Let’s support the setting-up of an intergroup on cross-border issues at the European Parliament

Editorial by Anne Sander, MEP, Vice-President of the MOT.

"The European elections showed that people have great expectations with regard to Europe. More than ever, it needs to be concrete, effective and democratic. This is the face of Europe that the next European Parliament must undertake to shape. Cross-border territories have a key role to play in building this Europe as they make it visible and tangible for its citizens.

The working group on cross-border cooperation, which was set up on my arrival at the European Parliament, has been a highly effective platform for exchanges between European, national and local elected representatives and practitioners, technicians and private players.
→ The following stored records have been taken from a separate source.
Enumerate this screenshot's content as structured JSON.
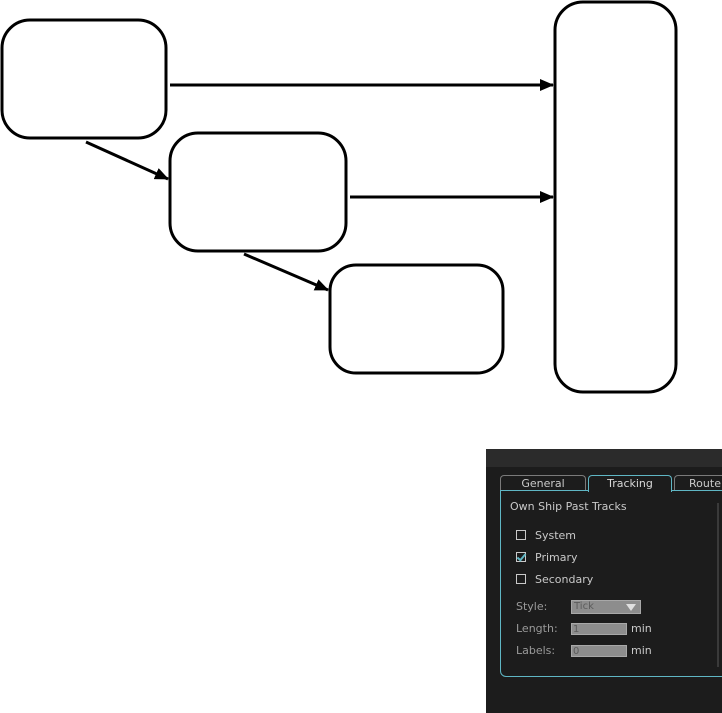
{
  "diagram": {
    "nodes": [
      {
        "id": "box-a",
        "label": ""
      },
      {
        "id": "box-b",
        "label": ""
      },
      {
        "id": "box-c",
        "label": ""
      },
      {
        "id": "box-tall",
        "label": ""
      }
    ],
    "edges": [
      {
        "from": "box-a",
        "to": "box-tall"
      },
      {
        "from": "box-a",
        "to": "box-b"
      },
      {
        "from": "box-b",
        "to": "box-tall"
      },
      {
        "from": "box-b",
        "to": "box-c"
      }
    ]
  },
  "panel": {
    "tabs": [
      {
        "label": "General",
        "active": false
      },
      {
        "label": "Tracking",
        "active": true
      },
      {
        "label": "Route",
        "active": false
      }
    ],
    "section_title": "Own Ship Past Tracks",
    "checkboxes": [
      {
        "label": "System",
        "checked": false
      },
      {
        "label": "Primary",
        "checked": true
      },
      {
        "label": "Secondary",
        "checked": false
      }
    ],
    "fields": {
      "style_label": "Style:",
      "style_value": "Tick",
      "length_label": "Length:",
      "length_value": "1",
      "length_unit": "min",
      "labels_label": "Labels:",
      "labels_value": "0",
      "labels_unit": "min"
    },
    "colors": {
      "accent": "#5fb6c4",
      "background": "#1c1c1c"
    }
  }
}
It has provided a unique opportunity to relay the concerns of people on the ground to lawmakers and to ensure that better account is taken of the cross-border dimension in all aspects of European policy. During this new parliamentary term, we will continue and step up this work, by seeking to set up a parliamentary intergroup specifically dedicated to defending the interests of border territories.

I am therefore calling on all those who champion the cross-border and European cause to join us in this project.
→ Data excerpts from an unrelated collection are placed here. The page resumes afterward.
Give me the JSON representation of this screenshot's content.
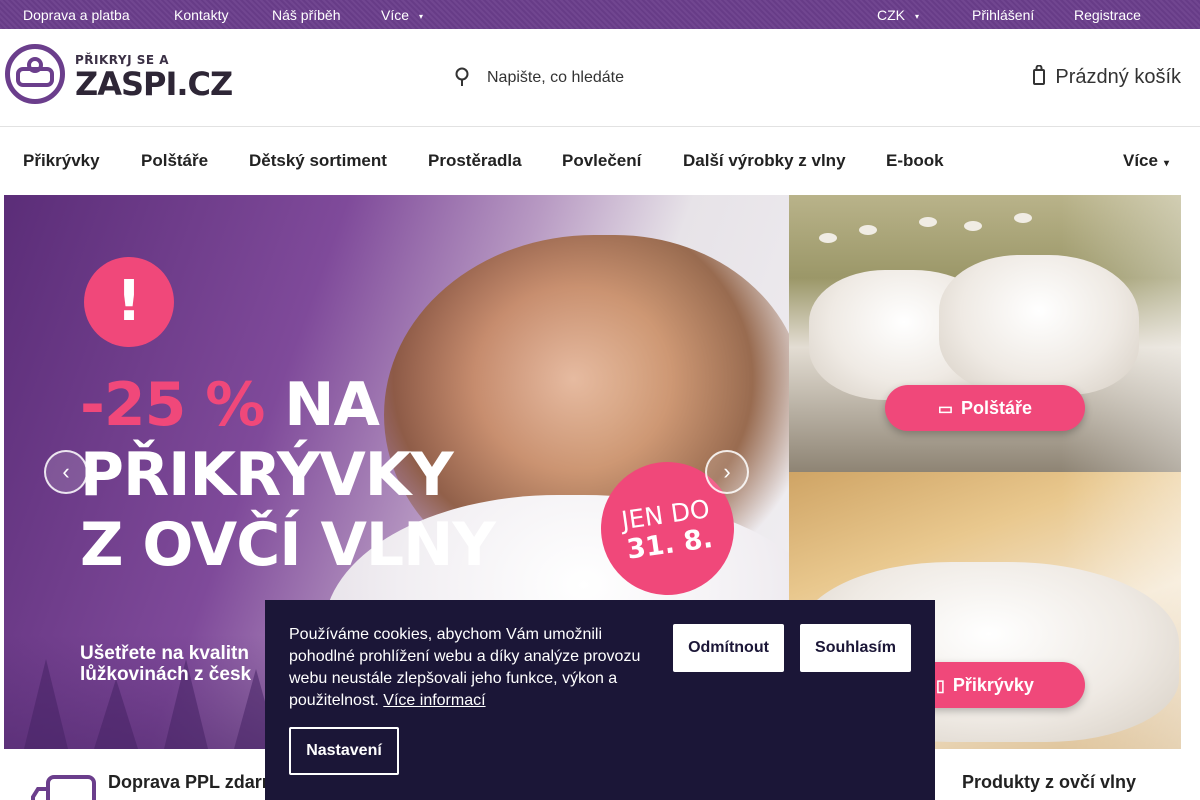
{
  "topbar": {
    "shipping": "Doprava a platba",
    "contacts": "Kontakty",
    "story": "Náš příběh",
    "more": "Více",
    "currency": "CZK",
    "login": "Přihlášení",
    "register": "Registrace"
  },
  "header": {
    "logo_tagline": "PŘIKRYJ SE A",
    "logo_brand": "ZASPI.CZ",
    "search_placeholder": "Napište, co hledáte",
    "cart_label": "Prázdný košík"
  },
  "nav": {
    "items": [
      "Přikrývky",
      "Polštáře",
      "Dětský sortiment",
      "Prostěradla",
      "Povlečení",
      "Další výrobky z vlny",
      "E-book"
    ],
    "more": "Více"
  },
  "hero": {
    "exclamation": "!",
    "discount": "-25 %",
    "line1_rest": "NA",
    "line2": "PŘIKRÝVKY",
    "line3": "Z OVČÍ VLNY",
    "badge_line1": "JEN DO",
    "badge_line2": "31. 8.",
    "subtitle_line1": "Ušetřete na kvalitn",
    "subtitle_line2": "lůžkovinách z česk"
  },
  "side_banners": {
    "pillows_label": "Polštáře",
    "duvets_label": "Přikrývky"
  },
  "benefits": {
    "shipping": "Doprava PPL zdarm",
    "wool": "Produkty z ovčí vlny"
  },
  "cookie": {
    "message": "Používáme cookies, abychom Vám umožnili pohodlné prohlížení webu a díky analýze provozu webu neustále zlepšovali jeho funkce, výkon a použitelnost.",
    "more_info": "Více informací",
    "reject": "Odmítnout",
    "accept": "Souhlasím",
    "settings": "Nastavení"
  },
  "colors": {
    "topbar": "#6b3e8c",
    "accent_pink": "#f0487a",
    "cookie_bg": "#1b1637"
  },
  "icons": {
    "search": "search-icon",
    "cart": "cart-icon",
    "prev": "chevron-left-icon",
    "next": "chevron-right-icon"
  }
}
For the 2021-2027 period, many areas remain in which cross-border cooperation needs to be reinforced and this will require strong support from the European Parliament. First of all, we must mobilise to ensure that Interreg funding is maintained to enable cross-border projects to be carried out. The challenge will also be to ensure that the new, innovative mechanism, the ECBM, aimed at facilitating the structuring of cross-border projects, by applying the legislation of a neighbouring country in one’s territory, is ambitious in its implementation. The European Parliament will also need to continue its efforts to take better account of cross-border issues in all of its actions.

The Aachen Treaty represents an important step forward for cross-border cooperation for the benefit of citizens along the Franco-German border. For the first time, a Treaty acknowledges cross-border cooperation, with a chapter specifically devoted to it, and it provides for the setting-up of a binational cross-border cooperation committee. I am very happy about the creation of this committee, which is also transposable to other borders, and with which it will be crucial to forge close links as overcoming cross-border obstacles requires a multi-level approach. Lastly, the Treaty provides a favourable framework for the future European Territorial Authority of Alsace.

Thanks to its expertise in border issues and its dense network of partners, the MOT is an indispensable interlocutor for the European Parliament and the other European institutions. Its reflections, based on experience on the ground, provide us with valuable input and help innovative initiatives to emerge, as was the case with the proposal for a mechanism to facilitate the structuring of cross-border projects.

One of the MOT’s strengths is its ability to set up synergies and to create networks connecting different levels of governance. This role as a facilitator of dialogue is vital to address the complex challenges of cross-border territories. We need structures like the MOT which contribute to relaying the concerns and difficulties on the ground to the European level."